I'm not sure. It actually seems to work as a more tailored version of stackoverflow, *especially* when starting out in a language.

A friend tested it recently for a straight-forward use case in a language he was not familiar with.

Even with some errors, just having a code example that got the syntax mostly right, included the libraries for this kind of job and called the interfaces for this kind of task was a big time saver compared to starting from scratch.

@z3r0_geek creating more code is the simplest and least time consuming part of solving problems with technology, and the part that must be executed most judiciously because of the ongoing cost incurred in carrying the code that has been created.
@hugo @mary Same goes for proofreading.
@hugo @mary The worst part (besides that 240h debugging is more accurate) seems to be the "code is a mass noun" battle has been thoroughly lost, hasn't it?
@sehe honestly I'm resharing this and figured it was probably just a bit of a typo 🤷
@hugo No worries. I know you didn't write it. Yeah, no that ship hath sailed though... This "typo" is improbably common (say on reddit, stackoverflow, github, etc). As a reluctant descriptivist I will have to admit that ... program code is no longer only a mass noun. ¯\_(ツ)_/¯

@hugo @mary

In the days before OpenAI, we had our own "code generation" problems: all the cut and paste we reduced to DRY.

But if we needed something quick, we'd look at each other's implementations for guidance, which were sometimes Quite Horrible. Come code review time, that sort of thing had to be pointed out....

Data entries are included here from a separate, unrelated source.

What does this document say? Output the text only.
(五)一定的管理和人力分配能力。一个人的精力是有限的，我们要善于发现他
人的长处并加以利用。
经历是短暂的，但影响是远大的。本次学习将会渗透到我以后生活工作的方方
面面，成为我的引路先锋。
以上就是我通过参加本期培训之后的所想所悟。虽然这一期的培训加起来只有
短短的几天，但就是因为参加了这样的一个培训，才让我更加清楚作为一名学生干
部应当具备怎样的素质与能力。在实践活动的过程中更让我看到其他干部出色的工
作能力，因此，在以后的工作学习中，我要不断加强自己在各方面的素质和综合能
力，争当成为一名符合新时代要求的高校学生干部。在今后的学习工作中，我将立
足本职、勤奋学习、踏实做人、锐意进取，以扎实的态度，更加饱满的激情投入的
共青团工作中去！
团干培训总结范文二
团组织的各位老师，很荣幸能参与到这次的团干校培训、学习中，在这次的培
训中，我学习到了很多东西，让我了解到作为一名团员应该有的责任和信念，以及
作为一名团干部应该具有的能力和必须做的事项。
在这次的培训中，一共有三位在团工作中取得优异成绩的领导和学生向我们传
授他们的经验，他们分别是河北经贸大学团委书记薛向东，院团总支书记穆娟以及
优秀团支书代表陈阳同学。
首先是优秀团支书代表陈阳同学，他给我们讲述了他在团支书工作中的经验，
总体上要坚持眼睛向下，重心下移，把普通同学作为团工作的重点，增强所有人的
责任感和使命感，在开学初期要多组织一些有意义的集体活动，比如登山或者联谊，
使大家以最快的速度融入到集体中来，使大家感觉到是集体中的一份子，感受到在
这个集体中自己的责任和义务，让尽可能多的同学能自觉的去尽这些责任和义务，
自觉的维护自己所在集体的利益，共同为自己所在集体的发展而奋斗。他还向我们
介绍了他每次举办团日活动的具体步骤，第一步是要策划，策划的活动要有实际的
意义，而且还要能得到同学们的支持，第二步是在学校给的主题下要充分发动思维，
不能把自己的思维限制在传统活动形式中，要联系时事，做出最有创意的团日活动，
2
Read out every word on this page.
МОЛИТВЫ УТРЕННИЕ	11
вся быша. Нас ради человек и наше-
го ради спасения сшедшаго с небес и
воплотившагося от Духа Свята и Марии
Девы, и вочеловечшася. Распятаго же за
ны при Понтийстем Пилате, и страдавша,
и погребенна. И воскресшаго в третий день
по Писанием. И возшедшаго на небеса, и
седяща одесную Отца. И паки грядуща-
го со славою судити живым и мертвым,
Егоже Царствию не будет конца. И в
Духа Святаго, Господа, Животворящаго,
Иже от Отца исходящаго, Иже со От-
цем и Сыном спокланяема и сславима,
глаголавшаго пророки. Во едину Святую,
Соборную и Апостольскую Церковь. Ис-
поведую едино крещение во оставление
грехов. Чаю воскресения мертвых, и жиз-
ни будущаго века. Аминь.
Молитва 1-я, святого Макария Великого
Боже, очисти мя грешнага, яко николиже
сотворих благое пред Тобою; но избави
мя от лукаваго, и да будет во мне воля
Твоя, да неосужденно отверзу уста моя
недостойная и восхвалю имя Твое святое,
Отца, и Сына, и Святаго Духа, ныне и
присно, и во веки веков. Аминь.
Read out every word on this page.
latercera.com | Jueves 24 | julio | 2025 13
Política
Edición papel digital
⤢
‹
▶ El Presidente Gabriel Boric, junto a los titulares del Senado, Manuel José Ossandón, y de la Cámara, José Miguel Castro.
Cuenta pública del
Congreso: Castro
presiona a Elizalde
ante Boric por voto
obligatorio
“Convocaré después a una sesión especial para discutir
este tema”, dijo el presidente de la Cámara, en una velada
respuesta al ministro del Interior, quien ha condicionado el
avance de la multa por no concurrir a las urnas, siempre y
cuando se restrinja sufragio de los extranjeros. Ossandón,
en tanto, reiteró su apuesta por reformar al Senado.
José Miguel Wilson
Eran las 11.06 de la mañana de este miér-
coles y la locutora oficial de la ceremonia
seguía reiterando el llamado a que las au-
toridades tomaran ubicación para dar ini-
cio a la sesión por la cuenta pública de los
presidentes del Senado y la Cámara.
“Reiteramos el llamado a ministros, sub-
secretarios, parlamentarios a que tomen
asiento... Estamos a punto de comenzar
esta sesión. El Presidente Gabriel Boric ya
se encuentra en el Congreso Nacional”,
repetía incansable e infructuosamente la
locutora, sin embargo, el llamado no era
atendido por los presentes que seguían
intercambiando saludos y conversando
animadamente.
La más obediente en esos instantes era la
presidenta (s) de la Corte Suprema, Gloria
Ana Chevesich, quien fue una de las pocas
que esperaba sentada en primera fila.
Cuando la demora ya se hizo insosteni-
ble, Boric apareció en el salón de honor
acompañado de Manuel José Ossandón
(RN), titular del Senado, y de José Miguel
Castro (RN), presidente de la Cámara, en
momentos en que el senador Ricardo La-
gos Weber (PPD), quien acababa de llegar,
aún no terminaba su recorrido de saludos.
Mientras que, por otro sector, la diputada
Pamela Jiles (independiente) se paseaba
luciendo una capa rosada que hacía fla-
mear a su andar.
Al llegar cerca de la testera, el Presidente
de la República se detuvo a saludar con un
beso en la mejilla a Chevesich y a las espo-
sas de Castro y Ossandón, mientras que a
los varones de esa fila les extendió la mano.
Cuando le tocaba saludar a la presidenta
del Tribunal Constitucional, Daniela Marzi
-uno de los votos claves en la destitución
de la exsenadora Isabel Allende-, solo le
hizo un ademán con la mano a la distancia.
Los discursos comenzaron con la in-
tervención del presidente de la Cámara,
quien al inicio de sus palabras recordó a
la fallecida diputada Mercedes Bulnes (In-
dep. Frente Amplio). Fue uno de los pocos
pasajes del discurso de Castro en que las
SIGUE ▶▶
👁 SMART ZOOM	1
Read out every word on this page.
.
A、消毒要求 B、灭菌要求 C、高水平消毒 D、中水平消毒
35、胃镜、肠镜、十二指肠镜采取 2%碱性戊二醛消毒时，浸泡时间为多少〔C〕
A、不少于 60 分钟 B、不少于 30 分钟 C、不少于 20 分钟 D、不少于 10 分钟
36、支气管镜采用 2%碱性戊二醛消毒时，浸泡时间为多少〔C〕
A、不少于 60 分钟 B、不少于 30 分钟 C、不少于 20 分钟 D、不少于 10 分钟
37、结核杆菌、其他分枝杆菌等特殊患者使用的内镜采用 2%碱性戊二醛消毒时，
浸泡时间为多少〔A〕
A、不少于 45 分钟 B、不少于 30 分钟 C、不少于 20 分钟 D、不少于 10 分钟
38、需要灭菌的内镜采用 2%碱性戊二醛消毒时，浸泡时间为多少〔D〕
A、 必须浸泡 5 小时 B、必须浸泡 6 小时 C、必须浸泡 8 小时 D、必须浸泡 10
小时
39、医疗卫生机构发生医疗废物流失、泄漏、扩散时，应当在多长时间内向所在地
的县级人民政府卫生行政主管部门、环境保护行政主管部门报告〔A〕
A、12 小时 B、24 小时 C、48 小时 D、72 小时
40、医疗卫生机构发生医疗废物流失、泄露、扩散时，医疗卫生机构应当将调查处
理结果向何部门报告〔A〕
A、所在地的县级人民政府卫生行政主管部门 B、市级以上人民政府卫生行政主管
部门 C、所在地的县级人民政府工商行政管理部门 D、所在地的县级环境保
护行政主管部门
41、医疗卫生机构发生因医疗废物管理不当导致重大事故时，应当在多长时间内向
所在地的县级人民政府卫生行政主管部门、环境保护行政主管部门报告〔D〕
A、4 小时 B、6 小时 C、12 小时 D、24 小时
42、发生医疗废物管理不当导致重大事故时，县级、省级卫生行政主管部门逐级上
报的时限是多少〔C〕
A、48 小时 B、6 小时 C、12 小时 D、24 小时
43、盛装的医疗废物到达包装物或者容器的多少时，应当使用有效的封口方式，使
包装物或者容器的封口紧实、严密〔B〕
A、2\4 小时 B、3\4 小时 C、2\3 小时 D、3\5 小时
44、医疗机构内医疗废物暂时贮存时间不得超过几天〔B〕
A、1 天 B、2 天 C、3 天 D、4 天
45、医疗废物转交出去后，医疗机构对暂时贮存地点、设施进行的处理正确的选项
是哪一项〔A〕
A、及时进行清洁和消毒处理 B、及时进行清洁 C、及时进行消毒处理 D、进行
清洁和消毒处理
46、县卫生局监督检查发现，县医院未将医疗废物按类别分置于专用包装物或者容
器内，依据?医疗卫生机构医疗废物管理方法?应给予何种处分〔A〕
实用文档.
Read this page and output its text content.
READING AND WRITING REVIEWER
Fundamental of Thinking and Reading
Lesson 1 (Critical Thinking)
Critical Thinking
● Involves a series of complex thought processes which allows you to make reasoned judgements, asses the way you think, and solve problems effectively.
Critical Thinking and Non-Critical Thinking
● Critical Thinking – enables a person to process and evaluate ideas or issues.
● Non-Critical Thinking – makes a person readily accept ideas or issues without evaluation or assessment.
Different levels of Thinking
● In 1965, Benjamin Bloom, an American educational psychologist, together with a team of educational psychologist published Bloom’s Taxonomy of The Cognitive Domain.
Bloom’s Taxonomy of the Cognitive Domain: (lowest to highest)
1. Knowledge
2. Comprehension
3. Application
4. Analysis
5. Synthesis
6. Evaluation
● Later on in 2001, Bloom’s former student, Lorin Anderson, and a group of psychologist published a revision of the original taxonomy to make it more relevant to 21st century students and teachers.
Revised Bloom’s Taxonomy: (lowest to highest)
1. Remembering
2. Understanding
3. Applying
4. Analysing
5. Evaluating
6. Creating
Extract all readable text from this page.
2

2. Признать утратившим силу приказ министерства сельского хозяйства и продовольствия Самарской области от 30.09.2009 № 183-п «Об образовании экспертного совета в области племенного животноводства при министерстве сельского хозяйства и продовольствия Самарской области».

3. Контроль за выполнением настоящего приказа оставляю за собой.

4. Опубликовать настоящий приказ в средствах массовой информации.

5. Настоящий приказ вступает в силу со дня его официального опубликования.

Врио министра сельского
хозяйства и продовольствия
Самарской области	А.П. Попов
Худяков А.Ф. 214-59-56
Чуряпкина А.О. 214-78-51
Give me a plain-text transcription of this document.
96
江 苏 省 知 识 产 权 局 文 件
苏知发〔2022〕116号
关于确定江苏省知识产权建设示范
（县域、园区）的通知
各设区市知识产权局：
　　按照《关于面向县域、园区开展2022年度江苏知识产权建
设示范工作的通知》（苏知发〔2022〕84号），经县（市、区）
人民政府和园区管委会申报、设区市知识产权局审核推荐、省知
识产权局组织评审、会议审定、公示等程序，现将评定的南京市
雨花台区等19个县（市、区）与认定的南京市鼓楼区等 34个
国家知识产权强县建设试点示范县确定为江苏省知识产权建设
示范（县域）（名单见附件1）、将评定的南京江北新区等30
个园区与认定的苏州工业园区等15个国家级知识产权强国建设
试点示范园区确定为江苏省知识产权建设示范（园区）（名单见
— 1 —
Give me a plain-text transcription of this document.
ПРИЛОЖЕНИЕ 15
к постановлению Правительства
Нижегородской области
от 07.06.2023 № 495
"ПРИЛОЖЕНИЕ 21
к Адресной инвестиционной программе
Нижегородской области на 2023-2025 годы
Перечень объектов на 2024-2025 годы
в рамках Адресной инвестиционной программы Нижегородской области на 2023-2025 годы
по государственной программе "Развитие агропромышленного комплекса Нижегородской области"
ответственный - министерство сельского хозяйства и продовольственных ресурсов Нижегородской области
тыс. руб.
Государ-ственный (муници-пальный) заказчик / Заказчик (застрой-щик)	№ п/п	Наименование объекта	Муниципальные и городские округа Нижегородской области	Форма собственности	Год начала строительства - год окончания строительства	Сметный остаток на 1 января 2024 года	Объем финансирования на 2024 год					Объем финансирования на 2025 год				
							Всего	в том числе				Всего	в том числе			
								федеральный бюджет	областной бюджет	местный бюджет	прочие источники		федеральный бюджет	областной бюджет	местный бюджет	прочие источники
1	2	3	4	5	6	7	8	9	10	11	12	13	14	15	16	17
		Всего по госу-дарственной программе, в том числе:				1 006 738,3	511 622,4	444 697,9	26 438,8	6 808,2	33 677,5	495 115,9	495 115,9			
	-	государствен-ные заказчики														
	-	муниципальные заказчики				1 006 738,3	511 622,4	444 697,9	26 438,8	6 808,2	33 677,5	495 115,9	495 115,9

@tuban_muzuru the challenges with LLMs of course being (a) the rate at which they generate new code, (b) even less of a chance that the user (LLM user vs copy-paster) has an idea of the problem or how the code is supposed to work, and (c) the "plausibility problem" of the level of subtlety that can sneak into the code as a result, pushing the complexity and duration of review and other activities much higher.

@hugo

I'm a beta tester for Bard->Gemini. They aren't good tools for code assist - yet.

What they need - and in the case oif Bard->Gemini - are getting - is expert system and rules-based backstops, which can issue authoritative answers.

@mary This points at what is going to be one of the major interesting research problems going forward: developing new programming languages that are optimizied for reading comprehension/review instead of being optimized for writing.
@mary So many times I have chosen to rewrite someone elses broken code than try to fix it. Every time I did it turned out to be faster.
@RueNahcMohr @mary I've found that true when rewriting my own.
@mary i tested copilot a few times and this is why I turned it off pretty quickly everytime. It just spew out so much stuff and I had to constantly switch from writing to review mode and it usually was not worth it...

@mary I see two possible outcomes from this:

1. People notice and accept that LLMs are not helpful for developing working software.
2. People get used to very bad software that breaks all the time for seemingly random reasons.

I'd say it depends on the extend to which corporations are held accountable for the harm that their insecure, unmaintainable crap software will be causing.

@mary It's always harder to read code than to write it.
@mary have you never assumed during code review that the author mostly knows what they're doing?